Yellowstone
Paramount

La première création télé de Taylor Sheridan (lancée en 2018 aux USA) est un western moderne avec des cow-boys, des Indiens et Kevin Costner en patriarche dur à cuire, vestige de temps anciens...

Pour Taylor Sheridan, scénariste de Sicario et Comancheria, auteur complet de Wind River et du prochain Those who wish me dead, Yellowstone (qui débarque aujourd'hui en France sur Salto, trois ans après son lancement aux USA) est plus que l’oeuvre d’une vie, un rêve de petit garçon.

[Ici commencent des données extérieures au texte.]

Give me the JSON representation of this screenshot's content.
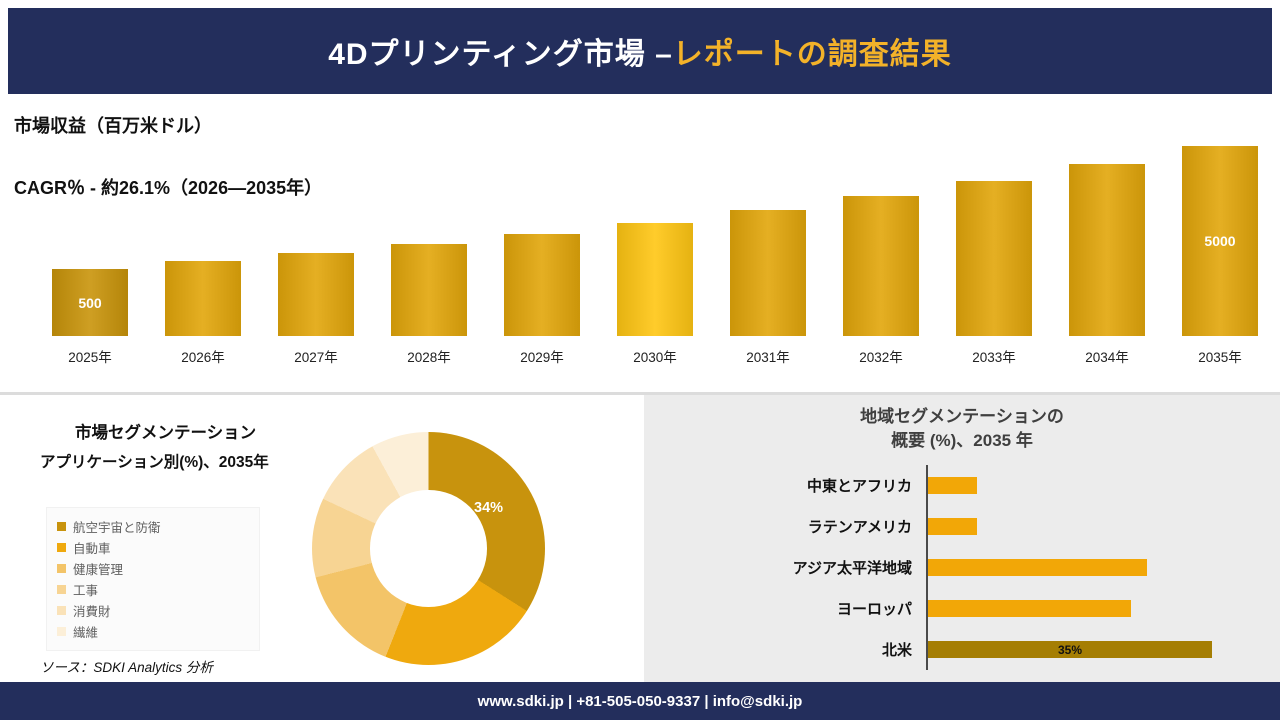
{
  "banner": {
    "title_main": "4Dプリンティング市場 –",
    "title_accent": "レポートの調査結果",
    "bg_color": "#232E5C",
    "accent_color": "#F3B229"
  },
  "revenue_section": {
    "title": "市場収益（百万米ドル）",
    "subtitle": "CAGR％ - 約26.1%（2026―2035年）"
  },
  "segmentation_panel": {
    "title_line1": "市場セグメンテーション",
    "title_line2": "アプリケーション別(%)、2035年",
    "donut_label": "34%",
    "source": "ソース：SDKI Analytics 分析"
  },
  "regional_panel": {
    "title_line1": "地域セグメンテーションの",
    "title_line2": "概要 (%)、2035 年"
  },
  "footer": {
    "text": "www.sdki.jp | +81-505-050-9337 | info@sdki.jp"
  },
  "chart_data": [
    {
      "type": "bar",
      "title": "市場収益（百万米ドル）",
      "subtitle": "CAGR％ - 約26.1%（2026―2035年）",
      "categories": [
        "2025年",
        "2026年",
        "2027年",
        "2028年",
        "2029年",
        "2030年",
        "2031年",
        "2032年",
        "2033年",
        "2034年",
        "2035年"
      ],
      "values": [
        500,
        630,
        795,
        1000,
        1260,
        1590,
        2005,
        2530,
        3190,
        4020,
        5000
      ],
      "value_labels": [
        "500",
        "",
        "",
        "",
        "",
        "",
        "",
        "",
        "",
        "",
        "5000"
      ],
      "ylabel": "百万米ドル",
      "grid": false,
      "colors": {
        "first": "#C9940A",
        "default": "#E2A60A",
        "highlight": "#FFC613",
        "highlight_index": 5
      }
    },
    {
      "type": "pie",
      "title": "市場セグメンテーション アプリケーション別(%)、2035年",
      "donut": true,
      "legend_position": "left",
      "segments": [
        {
          "label": "航空宇宙と防衛",
          "value": 34,
          "color": "#C8930D"
        },
        {
          "label": "自動車",
          "value": 22,
          "color": "#EFA90E"
        },
        {
          "label": "健康管理",
          "value": 15,
          "color": "#F3C468"
        },
        {
          "label": "工事",
          "value": 11,
          "color": "#F7D493"
        },
        {
          "label": "消費財",
          "value": 10,
          "color": "#FAE2B8"
        },
        {
          "label": "繊維",
          "value": 8,
          "color": "#FCEFD8"
        }
      ]
    },
    {
      "type": "bar-horizontal",
      "title": "地域セグメンテーションの概要 (%)、2035 年",
      "categories": [
        "中東とアフリカ",
        "ラテンアメリカ",
        "アジア太平洋地域",
        "ヨーロッパ",
        "北米"
      ],
      "values": [
        6,
        6,
        27,
        25,
        35
      ],
      "value_labels": [
        "",
        "",
        "",
        "",
        "35%"
      ],
      "xlim": [
        0,
        35
      ],
      "grid": false,
      "colors": [
        "#F2A707",
        "#F2A707",
        "#F2A707",
        "#F2A707",
        "#A57E03"
      ]
    }
  ]
}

Voilà un type qui a été biberonné au western, aux personnages du genre « costaud et silencieux » (comme disait Tony Soprano à propos de Gary Cooper) et qui en a conçu une vision du monde et du cinéma : les temps changent, les boussoles (morales, esthétiques) s’affolent dans tous les sens, les héros d’hier deviennent au pire les vilains d’aujourd’hui, au mieux des reliques pathétiques, bref, on ne peut plus jurer de rien. Outre que Kevin Feige serait bien inspiré de lui confier un Captain America, rarement Sheridan a-t-il mis en place cette poétique traditionaliste (réactionnaire ?) aussi ouvertement que dans Yellowstone. Au fond, ce sont là le seul sujet – dramaturgique – et le seul objet – théorique – de la série : le western est-il encore possible, peut-on encore y croire, y adhérer ou doit-on au contraire acter tristement que, de par ses archétypes mêmes, le genre est désormais du mauvais côté du fusil ?



Comme dans toute bonne tentative western du XXIe siècle, la dette est immense envers L’homme qui tua Liberty Valance, film clé dont l’icône mélancolique (John Wayne) savait céder la place à la marche du progrès, qui signifiait pire que sa défaite, son effacement, sa disparition. Kevin Costner, son héritier, n’a pas la même grandeur d’âme. Attaqué de toutes parts, il s’accroche à ses biens, à son nom, à son ranch, en se plaçant au-dessus de la loi, de la justice et de la morale, par réflexe davantage que par principe. C’est la beauté tragique de Yellowstone : les héros n’en sont pas, parce que la situation et le genre ne le permettent plus. Il n’y a plus que l’orgueil : celui des businessmen indiens voulant récupérer les terres de leurs ancêtres (par esprit de vengeance historique), celui des promoteurs cherchant à prouver qu’ils ont leur place dans le Montana et en font un enjeu de virilité, et celui de John Dutton (Costner), qui engagera la chute morale de sa famille, de ses fils, de sa fille, plutôt que de lâcher un pouce de terrain.

En pater familias dur comme les fers de son cheval, Costner peut être vu comme descendant direct du Mitchum de Celui par qui le scandale arrive de Minnelli. De retour d’Irak, Luke Grimes est caractérisé comme dans un film du Nouvel Hollywood, d’autres personnages se croient dans Succession, dans Dallas ou dans un drame Sundance. Et au milieu, l’atout dans la manche, Cole Hauser incarne une naïveté westernienne bouleversante d’anachronisme, en cow-boy orphelin défini par le courage, la loyauté et la fidélité à une famille et à une cause qu’il sait pourtant indéfendables. Dans Yellowstone, le déterminisme triomphe sans partage, porteur de regrets éternels et de fuites en avant irréparables. Si l’on demandait à John Dutton s’il est le héros de Yellowstone, il hausserait tristement les épaules, pleinement conscient d’être par nature un frein à l’époque, à la démocratie et à l’émancipation. Dans Liberty Valance, il ne serait ni James Stewart ni John Wayne, mais Lee Marvin. Oui, le monde a bien changé.